13 March 2011

Weekly Robin Dance Party!

Last month I had the pleasure of meeting Jesse Lonergan, the cartoonist behind the image above. And Lonergan had the wholly unrelated pleasure of seeing the Comics Alliance site praise his ongoing dance party of pop-culture characters, including boogieing figures from the DC, Marvel, and Star Wars mythologies.

Lonergan has created the graphic novels Joe and Azat, about a Turkmen and a Peace Corps volunteer, and Flower and Fade, a love (?) story, both from NBM.

One Thursday in February, Lonergan brought one of his filled-up sketchbooks to the Boston Comics Roundtable and left it on the table for anyone to look at. Under questioning from a pesky audience member (okay, me), he described his method of creating rough drafts.

Some author-artists write out a full script before designing pages. For example, Bryan Lee O’Malley says here: “I was thinking that I should write more visually, but it fizzled.” And here: “Last time I didn’t quite make it to the end of the script, and I think it hurt the story overall. I had some delusions about how I would write the book in sketches and thumbnails, but that just didn’t work for me.”

In contrast, Lonergan has found he gets the best results by starting with a six-panel page and then sketching out the action and dialogue. As with any draft, a lot changes in revision. Panels disappear, or expand. Dialogue gets edited. Scenes shift. But these stories start out in visual form.

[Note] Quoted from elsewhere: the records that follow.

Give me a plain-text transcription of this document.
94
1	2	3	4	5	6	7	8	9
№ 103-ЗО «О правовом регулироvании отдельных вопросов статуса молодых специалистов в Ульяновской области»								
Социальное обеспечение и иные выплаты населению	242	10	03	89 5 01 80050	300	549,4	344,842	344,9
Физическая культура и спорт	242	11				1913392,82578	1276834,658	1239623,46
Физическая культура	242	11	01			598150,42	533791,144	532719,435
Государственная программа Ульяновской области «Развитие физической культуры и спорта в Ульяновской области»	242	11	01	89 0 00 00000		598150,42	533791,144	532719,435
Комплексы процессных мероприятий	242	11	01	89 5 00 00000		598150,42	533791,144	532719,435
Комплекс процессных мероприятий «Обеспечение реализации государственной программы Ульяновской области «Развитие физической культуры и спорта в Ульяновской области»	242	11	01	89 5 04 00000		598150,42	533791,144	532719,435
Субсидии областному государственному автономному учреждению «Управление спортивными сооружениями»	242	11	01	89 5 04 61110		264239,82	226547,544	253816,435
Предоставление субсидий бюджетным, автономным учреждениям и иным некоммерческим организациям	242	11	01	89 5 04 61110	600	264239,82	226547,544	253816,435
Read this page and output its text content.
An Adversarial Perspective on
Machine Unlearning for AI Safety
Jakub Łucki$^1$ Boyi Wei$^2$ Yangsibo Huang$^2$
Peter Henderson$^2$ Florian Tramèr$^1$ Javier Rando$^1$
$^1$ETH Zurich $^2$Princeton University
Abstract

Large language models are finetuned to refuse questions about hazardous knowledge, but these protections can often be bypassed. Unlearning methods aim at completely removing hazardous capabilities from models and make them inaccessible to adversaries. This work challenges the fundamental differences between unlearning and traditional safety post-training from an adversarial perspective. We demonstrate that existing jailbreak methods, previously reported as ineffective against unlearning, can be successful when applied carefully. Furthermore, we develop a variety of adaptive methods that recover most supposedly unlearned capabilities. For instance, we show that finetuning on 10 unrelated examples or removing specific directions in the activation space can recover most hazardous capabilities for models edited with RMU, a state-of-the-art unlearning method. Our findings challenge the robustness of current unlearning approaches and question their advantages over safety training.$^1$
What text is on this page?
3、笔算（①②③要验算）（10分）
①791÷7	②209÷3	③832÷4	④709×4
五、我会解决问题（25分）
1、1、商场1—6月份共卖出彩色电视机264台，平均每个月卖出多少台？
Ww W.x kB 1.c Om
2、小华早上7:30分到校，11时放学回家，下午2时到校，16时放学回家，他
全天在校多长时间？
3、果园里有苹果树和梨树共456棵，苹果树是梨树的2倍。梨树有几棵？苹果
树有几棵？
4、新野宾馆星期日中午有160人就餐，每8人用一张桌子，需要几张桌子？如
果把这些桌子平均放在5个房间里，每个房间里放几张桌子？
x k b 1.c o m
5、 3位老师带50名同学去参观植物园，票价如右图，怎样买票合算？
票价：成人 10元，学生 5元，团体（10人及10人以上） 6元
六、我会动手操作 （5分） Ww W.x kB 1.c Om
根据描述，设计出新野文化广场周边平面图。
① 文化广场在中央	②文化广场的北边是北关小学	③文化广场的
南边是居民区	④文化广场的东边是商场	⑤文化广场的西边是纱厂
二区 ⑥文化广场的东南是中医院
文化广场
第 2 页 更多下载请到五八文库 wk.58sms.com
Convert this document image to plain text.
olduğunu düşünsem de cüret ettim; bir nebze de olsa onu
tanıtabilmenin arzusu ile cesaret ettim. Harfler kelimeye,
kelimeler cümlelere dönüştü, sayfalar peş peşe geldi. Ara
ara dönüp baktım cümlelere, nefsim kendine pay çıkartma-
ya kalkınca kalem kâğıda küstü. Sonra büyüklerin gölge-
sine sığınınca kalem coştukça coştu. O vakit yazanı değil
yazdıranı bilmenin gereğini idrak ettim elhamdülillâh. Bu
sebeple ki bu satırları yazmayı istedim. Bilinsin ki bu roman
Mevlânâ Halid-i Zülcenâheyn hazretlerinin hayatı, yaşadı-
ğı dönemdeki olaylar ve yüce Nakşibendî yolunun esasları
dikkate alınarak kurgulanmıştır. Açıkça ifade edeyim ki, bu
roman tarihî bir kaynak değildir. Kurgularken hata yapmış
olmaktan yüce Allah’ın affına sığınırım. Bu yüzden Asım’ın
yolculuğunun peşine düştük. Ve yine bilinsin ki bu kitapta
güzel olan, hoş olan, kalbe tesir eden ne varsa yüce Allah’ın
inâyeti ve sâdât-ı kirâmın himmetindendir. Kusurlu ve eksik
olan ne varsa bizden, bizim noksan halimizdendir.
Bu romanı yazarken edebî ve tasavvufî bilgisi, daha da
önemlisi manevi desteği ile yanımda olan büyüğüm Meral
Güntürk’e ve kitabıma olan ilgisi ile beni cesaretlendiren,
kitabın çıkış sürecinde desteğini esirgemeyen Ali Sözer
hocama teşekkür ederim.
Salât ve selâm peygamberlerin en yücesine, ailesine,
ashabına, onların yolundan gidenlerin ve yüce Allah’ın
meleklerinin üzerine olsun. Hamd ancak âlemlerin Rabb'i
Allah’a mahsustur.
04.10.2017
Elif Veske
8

I’ve heard prose novelists discuss their equally variant ways of working: plotting and plunging, starting in the middle versus starting at the opening, focusing first on character or on plot. All that matters is how the story comes out, not the route the storyteller took to get there.

I’ll close with another image of rockin’ Robin, from Bill Walko at Titans Tower. Walko is providing a series of nostalgic looks at the Teen Titans of different eras. This group comes from the mid-1970s, for example. Walko’s renderings have won attention from Comics Alliance and Every Day Is Like Wednesday.